Registration of Businesses in the United States

By: Joseph J. Wielebinski

Mar 30, 2009

I. Introduction

It is very important for every professional that becomes involved in asset tracing and recovery in the United States (“U.S.”) to have a general familiarity with certain aspects of business registration, including: the various business entities that are recognized in the U.S.; the process for registering those business entities; the various governmental departments that keep corporate records; the process of how these files can be accessed; and the public disclosure of such records. This article therefore provides a brief overview of these aspects of business registration. 

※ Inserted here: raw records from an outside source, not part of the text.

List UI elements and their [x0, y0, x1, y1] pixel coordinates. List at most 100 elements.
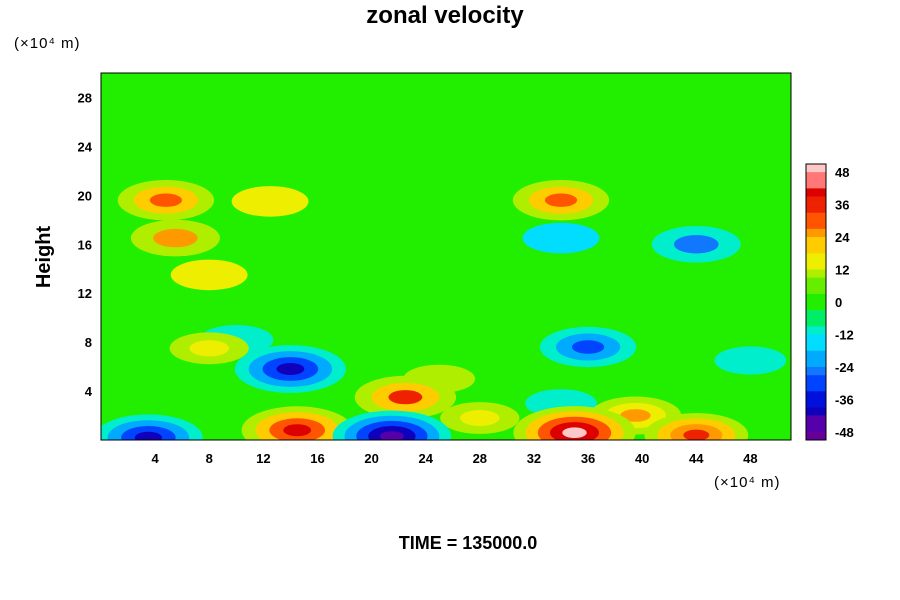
colorbar-segment: [806, 212, 826, 222]
heatmap-feature: [231, 186, 309, 217]
x-tick-label: 36: [581, 451, 595, 466]
colorbar-segment: [806, 407, 826, 416]
colorbar-segment: [806, 228, 826, 238]
heatmap-feature: [241, 406, 353, 440]
heatmap-contour: [674, 235, 719, 254]
heatmap-feature: [512, 180, 610, 221]
colorbar-segment: [806, 172, 826, 181]
heatmap-feature: [354, 375, 457, 419]
colorbar-segment: [806, 423, 826, 433]
y-tick-label: 28: [78, 90, 92, 105]
x-tick-label: 40: [635, 451, 649, 466]
y-tick-label: 24: [78, 139, 93, 154]
colorbar-segment: [806, 342, 826, 351]
colorbar-segment: [806, 245, 826, 254]
heatmap-contour: [276, 363, 305, 375]
y-axis-unit: (×10⁴ m): [14, 35, 81, 52]
colorbar-segment: [806, 391, 826, 400]
colorbar-tick-label: 0: [835, 295, 842, 310]
colorbar-tick-label: 48: [835, 165, 849, 180]
colorbar-segment: [806, 277, 826, 286]
heatmap-contour: [572, 340, 605, 354]
colorbar: [805, 163, 827, 441]
colorbar-tick-label: 36: [835, 198, 849, 213]
y-tick-label: 12: [78, 286, 92, 301]
heatmap-contour: [714, 346, 787, 375]
colorbar-segment: [806, 310, 826, 319]
colorbar-segment: [806, 269, 826, 278]
y-tick-label: 20: [78, 188, 92, 203]
colorbar-segment: [806, 415, 826, 424]
colorbar-segment: [806, 399, 826, 408]
x-tick-label: 12: [256, 451, 270, 466]
heatmap-contour: [231, 186, 309, 217]
x-tick-label: 20: [364, 451, 378, 466]
x-tick-label: 32: [527, 451, 541, 466]
colorbar-segment: [806, 220, 826, 230]
colorbar-segment: [806, 366, 826, 376]
x-tick-label: 4: [152, 451, 160, 466]
colorbar-tick-label: -48: [835, 425, 854, 440]
colorbar-frame: [805, 163, 827, 441]
plot-frame: [100, 72, 792, 441]
x-tick-label: 44: [689, 451, 704, 466]
colorbar-segment: [806, 383, 826, 392]
heatmap-contour: [544, 193, 578, 207]
colorbar-ticks: 48 36 24 12 0 -12 -24 -36 -48: [835, 165, 855, 440]
colorbar-segment: [806, 261, 826, 270]
heatmap-feature: [332, 410, 452, 440]
colorbar-segment: [806, 188, 826, 197]
plot-area: [100, 72, 792, 441]
heatmap-feature: [117, 180, 215, 221]
chart-title: zonal velocity: [366, 2, 524, 29]
heatmap-contour: [153, 228, 198, 248]
heatmap-feature: [522, 222, 600, 254]
x-tick-label: 24: [418, 451, 433, 466]
heatmap-contour: [522, 222, 600, 254]
colorbar-tick-label: 24: [835, 230, 850, 245]
colorbar-segment: [806, 180, 826, 189]
heatmap-feature: [440, 402, 520, 434]
colorbar-segment: [806, 375, 826, 384]
heatmap-field: [101, 180, 787, 440]
y-axis-ticks: 4 8 12 16 20 24 28: [78, 90, 93, 399]
heatmap-contour: [388, 390, 423, 405]
heatmap-contour: [283, 424, 312, 437]
heatmap-feature: [651, 226, 741, 263]
colorbar-segment: [806, 318, 826, 327]
colorbar-segment: [806, 237, 826, 246]
y-tick-label: 4: [85, 384, 93, 399]
x-tick-label: 28: [473, 451, 487, 466]
y-tick-label: 8: [85, 335, 92, 350]
colorbar-segment: [806, 293, 826, 303]
heatmap-feature: [170, 259, 248, 291]
colorbar-segment: [806, 164, 826, 173]
y-tick-label: 16: [78, 237, 92, 252]
heatmap-feature: [101, 414, 203, 440]
heatmap-contour: [149, 193, 182, 207]
colorbar-tick-label: -36: [835, 392, 854, 407]
colorbar-segment: [806, 196, 826, 205]
colorbar-segment: [806, 358, 826, 368]
x-tick-label: 48: [743, 451, 757, 466]
colorbar-segment: [806, 431, 826, 441]
x-axis-unit: (×10⁴ m): [714, 474, 781, 491]
heatmap-contour: [170, 259, 248, 291]
heatmap-feature: [234, 345, 346, 393]
heatmap-contour: [189, 340, 229, 357]
time-annotation: TIME = 135000.0: [399, 533, 538, 553]
heatmap-contour: [460, 410, 500, 426]
colorbar-segment: [806, 350, 826, 360]
y-axis-label: Height: [33, 226, 55, 289]
heatmap-feature: [169, 332, 249, 365]
x-tick-label: 8: [206, 451, 213, 466]
heatmap-contour: [620, 409, 651, 422]
heatmap-feature: [714, 346, 787, 375]
colorbar-segment: [806, 285, 826, 295]
x-tick-label: 16: [310, 451, 324, 466]
heatmap-feature: [644, 413, 749, 440]
colorbar-tick-label: -24: [835, 360, 855, 375]
colorbar-segment: [806, 302, 826, 311]
colorbar-segment: [806, 204, 826, 213]
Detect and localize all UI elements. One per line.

II. Classification and Types of Businesses


A corporation (abbreviated as “Inc.” or “Corp.”) is an organization formed under the authority of a state within the U.S., which acts as an artificial person, carries on business (or other activities), can sue or be sued, and (unless it is non-profit) can issue shares of stock to raise capital. The primary benefit of forming a corporation is that it generally shields owners (in the form of shareholders), management, and employees from liability. An individual, a company, or a government may form a corporation. A corporation can take the form of a public, private (often termed a “closely held corporation”), charitable, or religious corporation. Each form of corporation has certain benefits exclusive to it.


A partnership is a business enterprise entered into for profit and is owned by more than one person, each of whom is a “partner.” It may be created by a formal written agreement, an oral agreement, or just a handshake. Each partner invests a certain amount of capital, establishes an agreed-upon percentage of ownership, is responsible for all its debts and contracts (even when another partner created the debt or entered into the contract), shares in the management decisions, and shares in the profits and losses according to his percentage of the total investment or ownership.